障害者権利条約という条約をご存じだろうか。障害者差別を禁止し、健常者と同じ権利を守るため国が取り組むべきことを定めたもので、日本は2014年に締結した。条約をきちんと守っているか、国連が各国を審査することになっていて、8月にスイス・ジュネーブの国連欧州本部で、日本政府が初めてこの審査を受けた。審査に合わせ日本の障害者や家族、支援者が現地に渡航した。その数なんと約100人。他国と比べ異例の人数で、国連も驚くほどだった。

 「えくすきゅーずみー!」。慣れない英語を使いながら、会場に入る委員を一人一人呼び止める。立ち止まった委員には日本の課題について、英語で書いたチラシやポスターを読んでもらった。

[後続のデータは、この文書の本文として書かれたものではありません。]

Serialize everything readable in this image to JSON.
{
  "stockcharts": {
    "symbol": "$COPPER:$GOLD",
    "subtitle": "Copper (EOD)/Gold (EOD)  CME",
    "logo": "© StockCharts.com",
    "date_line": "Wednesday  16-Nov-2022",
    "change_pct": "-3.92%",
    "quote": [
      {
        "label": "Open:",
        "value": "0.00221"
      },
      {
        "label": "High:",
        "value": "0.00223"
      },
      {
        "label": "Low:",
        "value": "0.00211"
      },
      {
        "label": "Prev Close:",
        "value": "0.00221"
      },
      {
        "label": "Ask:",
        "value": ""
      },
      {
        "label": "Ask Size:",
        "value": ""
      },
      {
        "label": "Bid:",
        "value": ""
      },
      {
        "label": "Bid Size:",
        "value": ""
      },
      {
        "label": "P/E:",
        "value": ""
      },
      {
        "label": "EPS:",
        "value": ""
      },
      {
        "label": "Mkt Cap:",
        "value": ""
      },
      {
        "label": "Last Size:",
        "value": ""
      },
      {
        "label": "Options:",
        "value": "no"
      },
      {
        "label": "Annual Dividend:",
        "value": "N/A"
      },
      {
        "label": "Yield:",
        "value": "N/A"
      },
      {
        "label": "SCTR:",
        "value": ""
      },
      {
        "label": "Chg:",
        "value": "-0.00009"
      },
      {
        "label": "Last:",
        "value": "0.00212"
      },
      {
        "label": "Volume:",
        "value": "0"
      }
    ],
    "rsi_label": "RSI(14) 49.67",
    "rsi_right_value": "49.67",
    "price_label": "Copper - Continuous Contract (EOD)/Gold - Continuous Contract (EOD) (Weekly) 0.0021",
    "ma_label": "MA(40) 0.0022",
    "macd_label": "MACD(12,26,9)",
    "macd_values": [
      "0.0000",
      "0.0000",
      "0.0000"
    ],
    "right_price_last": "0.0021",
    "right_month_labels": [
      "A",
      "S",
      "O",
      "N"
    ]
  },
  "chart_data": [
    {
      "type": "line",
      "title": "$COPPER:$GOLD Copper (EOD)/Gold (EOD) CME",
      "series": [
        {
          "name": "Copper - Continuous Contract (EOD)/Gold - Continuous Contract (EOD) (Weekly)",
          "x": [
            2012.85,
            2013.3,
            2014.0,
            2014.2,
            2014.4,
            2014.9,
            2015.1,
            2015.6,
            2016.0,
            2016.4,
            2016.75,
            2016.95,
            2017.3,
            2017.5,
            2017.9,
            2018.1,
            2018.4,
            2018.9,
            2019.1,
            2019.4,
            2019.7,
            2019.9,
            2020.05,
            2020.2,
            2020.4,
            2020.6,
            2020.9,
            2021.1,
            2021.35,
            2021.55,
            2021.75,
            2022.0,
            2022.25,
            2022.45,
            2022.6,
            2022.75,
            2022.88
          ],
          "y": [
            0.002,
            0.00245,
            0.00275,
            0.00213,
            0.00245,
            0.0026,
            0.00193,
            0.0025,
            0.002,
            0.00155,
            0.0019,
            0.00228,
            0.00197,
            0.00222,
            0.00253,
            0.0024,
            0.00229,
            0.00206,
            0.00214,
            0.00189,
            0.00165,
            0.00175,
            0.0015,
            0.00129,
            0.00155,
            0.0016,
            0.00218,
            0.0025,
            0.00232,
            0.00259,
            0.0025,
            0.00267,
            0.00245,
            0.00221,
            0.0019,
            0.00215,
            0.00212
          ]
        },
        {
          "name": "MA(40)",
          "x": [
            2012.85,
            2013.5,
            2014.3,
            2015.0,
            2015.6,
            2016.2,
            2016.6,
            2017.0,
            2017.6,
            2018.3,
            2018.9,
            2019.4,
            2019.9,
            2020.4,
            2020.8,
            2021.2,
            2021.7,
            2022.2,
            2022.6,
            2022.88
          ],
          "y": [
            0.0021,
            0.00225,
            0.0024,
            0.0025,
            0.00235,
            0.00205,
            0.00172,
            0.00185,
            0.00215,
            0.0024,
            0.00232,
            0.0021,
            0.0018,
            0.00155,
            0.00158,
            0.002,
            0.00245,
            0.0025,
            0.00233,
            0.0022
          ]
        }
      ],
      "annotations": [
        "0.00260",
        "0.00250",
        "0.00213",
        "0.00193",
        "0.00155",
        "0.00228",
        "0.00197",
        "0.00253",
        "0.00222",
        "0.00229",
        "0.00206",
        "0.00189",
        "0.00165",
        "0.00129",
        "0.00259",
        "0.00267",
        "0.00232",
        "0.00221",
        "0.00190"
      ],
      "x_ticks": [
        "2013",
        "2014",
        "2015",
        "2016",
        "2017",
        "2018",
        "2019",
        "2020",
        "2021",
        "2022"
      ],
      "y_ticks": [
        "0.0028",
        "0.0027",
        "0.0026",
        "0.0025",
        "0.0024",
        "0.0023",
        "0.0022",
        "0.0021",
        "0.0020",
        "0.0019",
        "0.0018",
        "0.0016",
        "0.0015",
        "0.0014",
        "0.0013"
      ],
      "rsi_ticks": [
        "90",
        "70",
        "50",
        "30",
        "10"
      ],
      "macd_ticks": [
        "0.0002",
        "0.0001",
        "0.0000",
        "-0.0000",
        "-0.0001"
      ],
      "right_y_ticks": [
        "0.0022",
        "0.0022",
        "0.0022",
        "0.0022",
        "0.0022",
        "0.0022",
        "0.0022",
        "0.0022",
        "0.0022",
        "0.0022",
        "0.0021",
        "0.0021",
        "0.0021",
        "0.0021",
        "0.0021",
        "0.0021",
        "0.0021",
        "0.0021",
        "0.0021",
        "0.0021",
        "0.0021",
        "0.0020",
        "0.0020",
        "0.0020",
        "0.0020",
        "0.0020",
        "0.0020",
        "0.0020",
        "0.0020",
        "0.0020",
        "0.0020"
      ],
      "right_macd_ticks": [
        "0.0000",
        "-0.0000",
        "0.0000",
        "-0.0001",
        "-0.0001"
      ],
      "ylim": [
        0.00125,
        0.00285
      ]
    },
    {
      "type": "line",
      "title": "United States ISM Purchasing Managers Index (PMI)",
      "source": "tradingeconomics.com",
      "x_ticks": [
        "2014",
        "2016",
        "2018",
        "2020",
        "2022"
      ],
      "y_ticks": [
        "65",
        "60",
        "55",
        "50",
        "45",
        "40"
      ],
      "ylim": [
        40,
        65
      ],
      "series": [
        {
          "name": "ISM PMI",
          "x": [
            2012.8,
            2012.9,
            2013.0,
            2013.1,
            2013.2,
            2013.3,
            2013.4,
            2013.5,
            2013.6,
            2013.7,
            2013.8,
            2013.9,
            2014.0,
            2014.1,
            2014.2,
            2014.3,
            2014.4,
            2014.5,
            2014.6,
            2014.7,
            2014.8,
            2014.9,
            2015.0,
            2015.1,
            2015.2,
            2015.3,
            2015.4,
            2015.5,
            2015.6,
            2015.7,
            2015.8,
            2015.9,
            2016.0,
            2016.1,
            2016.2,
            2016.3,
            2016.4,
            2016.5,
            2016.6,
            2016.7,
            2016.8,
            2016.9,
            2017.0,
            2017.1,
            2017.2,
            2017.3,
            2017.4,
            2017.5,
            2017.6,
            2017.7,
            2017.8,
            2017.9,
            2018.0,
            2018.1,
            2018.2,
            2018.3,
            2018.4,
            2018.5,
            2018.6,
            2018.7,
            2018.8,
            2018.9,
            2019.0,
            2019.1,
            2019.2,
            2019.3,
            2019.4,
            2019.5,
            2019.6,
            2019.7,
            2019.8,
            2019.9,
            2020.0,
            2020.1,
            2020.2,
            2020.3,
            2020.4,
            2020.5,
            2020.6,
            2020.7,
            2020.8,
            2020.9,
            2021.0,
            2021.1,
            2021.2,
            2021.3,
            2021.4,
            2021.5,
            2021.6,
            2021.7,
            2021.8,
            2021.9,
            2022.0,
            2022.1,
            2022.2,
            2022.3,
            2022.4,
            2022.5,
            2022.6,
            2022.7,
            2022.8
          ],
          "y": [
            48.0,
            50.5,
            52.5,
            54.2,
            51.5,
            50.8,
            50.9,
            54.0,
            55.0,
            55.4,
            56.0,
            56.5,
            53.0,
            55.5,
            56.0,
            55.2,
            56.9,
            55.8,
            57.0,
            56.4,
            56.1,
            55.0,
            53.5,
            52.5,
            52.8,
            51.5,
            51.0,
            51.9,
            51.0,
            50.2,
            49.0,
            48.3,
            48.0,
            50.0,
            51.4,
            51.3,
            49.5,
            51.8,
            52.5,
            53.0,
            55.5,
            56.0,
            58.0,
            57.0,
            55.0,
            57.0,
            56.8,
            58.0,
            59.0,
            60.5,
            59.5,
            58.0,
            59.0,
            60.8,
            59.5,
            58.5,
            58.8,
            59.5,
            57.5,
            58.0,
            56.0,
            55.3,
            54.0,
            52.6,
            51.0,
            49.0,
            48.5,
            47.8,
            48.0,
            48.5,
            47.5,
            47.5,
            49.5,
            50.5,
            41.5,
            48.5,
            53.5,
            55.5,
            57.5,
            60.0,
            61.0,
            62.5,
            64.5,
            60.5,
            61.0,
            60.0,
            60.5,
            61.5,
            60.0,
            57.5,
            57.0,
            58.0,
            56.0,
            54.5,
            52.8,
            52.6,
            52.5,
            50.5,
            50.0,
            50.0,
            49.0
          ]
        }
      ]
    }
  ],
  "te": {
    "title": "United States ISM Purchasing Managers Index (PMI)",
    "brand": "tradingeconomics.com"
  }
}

 耳に障害があり手話を使う人は、まず手話通訳者が日本語で発話し、それを英語の通訳が委員に伝えるという方法を取った。話を聞いた委員は何度もうなずき、最後は笑顔で握手を交わした。

「少しでも勧告に自分たちの意見を反映してほしい」。それが、約100人もの人たちがわざわざスイスまでやってきた理由だ。渡航費は所属団体の積立金で工面したり、カンパやクラウドファンディングで集めたりした。